Why skin can be unhealthy:
- Stress
- Poor diet high in sugar
- Too much sugar in your diet attaches to the skin’s collagen causing skin damage and accelerates skin damage by causing skin thinning, loss of elasticity and discolouration.
- Along with skin ageing, high blood sugar is associated with poor wound healing, ageing, rosacea, eczema, psoriasis and acne.
- Vitamin/ Mineral deficiencies such as:
- Beta-carotene (from plants) deficiency can cause dry, scaly, tough/ rough skin and a weakened immune system.
- Copper (legumes, nuts, shellfish, seeds) is an antioxidant that is important in making collagen, elastin, melanin and is needed in iron metabolism.
- Selenium (seafood, lamb, pork, turkey, chicken, brazil nuts) helps protect against free radicals and is involved in the immune system, hair and nail health.
- Zinc (oysters, crab, lean ground beef, plain yoghurt, sunflower seeds) is an antioxidant that is important for wound healing, taste, skin, hair and nails, and can be involved in acne.
- Essential Fatty Acids (Omega 3) (salmon, chia seeds, walnuts) are important for the skin. Deficiency can cause dandruff and chronic dry skin. Omega 3 fatty acids maintain the skin’s barrier and are important in acne, eczema, psoriasis and rosacea.
- Hormonal imbalances
- A simple blood test ordered by your general practitioner can detect thyroid hormones.
- Pregnancy and breastfeeding change the body’s hormones and needs for energy.
- Genetics and ageing
- You cannot change your genetics but you can change your diet and home skincare routine to help slow down the ageing process.
- Skin bacterial flora imbalance
- Antibiotics can throw off the body’s balance of good and bad bacteria.
- Oxidative stress
- Involves oxidants and free radicals that our body cannot keep up with to fight off and prevent skin damage. Free radicals damage our all-important collagen causing our skin to lose elasticity, be dry, less firm, more wrinkly and less supple.
- Is our daily exposure to toxic pollutants we breathe in, environmental pollution, substances in our diet and UV radiation exposure.
- Antioxidants are anti-inflammatory, protect against UV damage and provide anti-ageing skin benefits.
- Antioxidants defend the body against oxidative stress. These include beta-carotene, Vitamins C and E, resveratrol, curcumin (in turmeric) and green tea.
- Free Radicals
- Damage collagen and destroy the firmness and suppleness of our skin.
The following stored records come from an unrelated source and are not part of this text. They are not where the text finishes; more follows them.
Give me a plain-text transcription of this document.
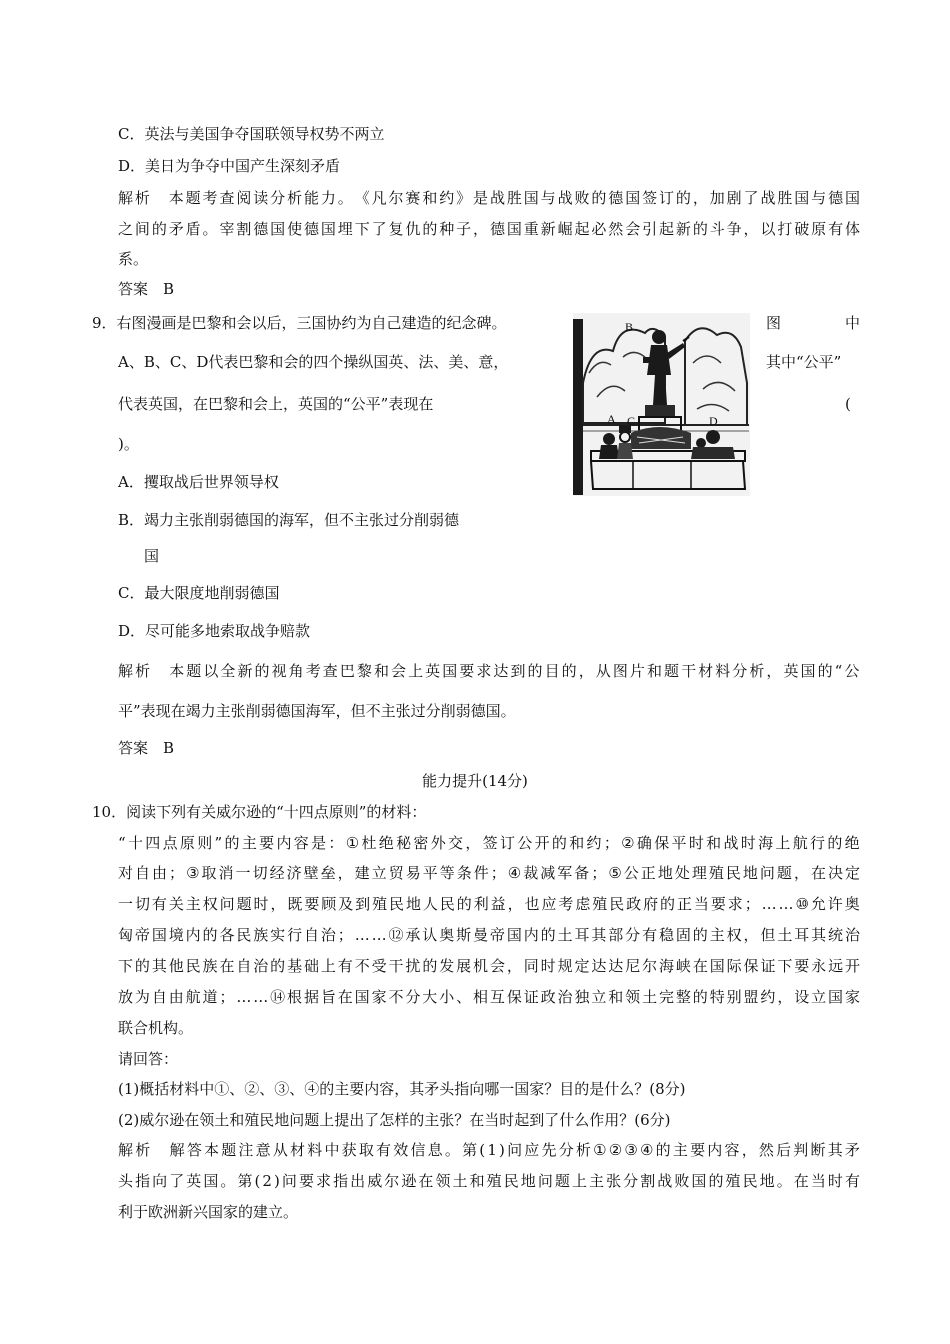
C．英法与美国争夺国联领导权势不两立
D．美日为争夺中国产生深刻矛盾
解 析
　 本 题 考 查 阅 读 分 析 能 力 。 《 凡 尔 赛 和 约 》 是 战 胜 国 与 战 败 的 德 国 签 订 的 ， 加 剧 了 战 胜 国 与 德 国
之 间 的 矛 盾 。 宰 割 德 国 使 德 国 埋 下 了 复 仇 的 种 子 ， 德 国 重 新 崛 起 必 然 会 引 起 新 的 斗 争 ， 以 打 破 原 有 体
系。
答案　B
9．右图漫画是巴黎和会以后，三国协约为自己建造的纪念碑。	图	中
A、B、C、D代表巴黎和会的四个操纵国英、法、美、意，	其中“公平”
代表英国，在巴黎和会上，英国的“公平”表现在	(
)。
A．攫取战后世界领导权
B．竭力主张削弱德国的海军，但不主张过分削弱德
国
C．最大限度地削弱德国
D．尽可能多地索取战争赔款
解 析
　 本 题 以 全 新 的 视 角 考 查 巴 黎 和 会 上 英 国 要 求 达 到 的 目 的 ， 从 图 片 和 题 干 材 料 分 析 ， 英 国 的 “ 公
平”表现在竭力主张削弱德国海军，但不主张过分削弱德国。
答案　B
B
A C	D
能力提升(14分)
10．阅读下列有关威尔逊的“十四点原则”的材料：
“ 十 四 点 原 则 ” 的 主 要 内 容 是 ： ① 杜 绝 秘 密 外 交 ， 签 订 公 开 的 和 约 ； ② 确 保 平 时 和 战 时 海 上 航 行 的 绝
对 自 由 ； ③ 取 消 一 切 经 济 壁 垒 ， 建 立 贸 易 平 等 条 件 ； ④ 裁 减 军 备 ； ⑤ 公 正 地 处 理 殖 民 地 问 题 ， 在 决 定
一 切 有 关 主 权 问 题 时 ， 既 要 顾 及 到 殖 民 地 人 民 的 利 益 ， 也 应 考 虑 殖 民 政 府 的 正 当 要 求 ； … … ⑩ 允 许 奥
匈 帝 国 境 内 的 各 民 族 实 行 自 治 ； … … ⑫ 承 认 奥 斯 曼 帝 国 内 的 土 耳 其 部 分 有 稳 固 的 主 权 ， 但 土 耳 其 统 治
下 的 其 他 民 族 在 自 治 的 基 础 上 有 不 受 干 扰 的 发 展 机 会 ， 同 时 规 定 达 达 尼 尔 海 峡 在 国 际 保 证 下 要 永 远 开
放 为 自 由 航 道 ； … … ⑭ 根 据 旨 在 国 家 不 分 大 小 、 相 互 保 证 政 治 独 立 和 领 土 完 整 的 特 别 盟 约 ， 设 立 国 家
联合机构。
请回答：
(1)概括材料中①、②、③、④的主要内容，其矛头指向哪一国家？目的是什么？(8分)
(2)威尔逊在领土和殖民地问题上提出了怎样的主张？在当时起到了什么作用？(6分)
解 析
　 解 答 本 题 注 意 从 材 料 中 获 取 有 效 信 息 。 第 ( 1 ) 问 应 先 分 析 ① ② ③ ④ 的 主 要 内 容 ， 然 后 判 断 其 矛
头 指 向 了 英 国 。 第 ( 2 ) 问 要 求 指 出 威 尔 逊 在 领 土 和 殖 民 地 问 题 上 主 张 分 割 战 败 国 的 殖 民 地 。 在 当 时 有
利于欧洲新兴国家的建立。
This causes our skin to be dry, wrinkly, have fine lines, and be less elastic.
- Damage DNA, RNA, proteins and fatty acids.
- Topical antioxidants such as beta-carotene, vitamins C and E work to stabilise free radicals and prevent skin damage.
- Consuming phytochemicals (plant-derived organic molecules that are bioactive) e.g. fruits and vegetables have great health benefits including fighting free-radicals.
- Sun damage
- Causes premature ageing and skin cancers. UV radiation causes cell damage, increased skin inflammation and a decrease in collagen being made by your skin.
- Our ozone layer is the most damaged, and Australia has the world’s highest levels of UV radiation. Slip, slop slap!
- Smoking and tobacco use
- Reduces the blood flow to your mouth and skin
- Is associated with periodontal disease where bone, tooth and gum irreversibly recede and teeth become loose.
- Causes premature ageing and wrinkles
- Causes spider veins
- Is associated with a high incidence of oral and mouth cancers.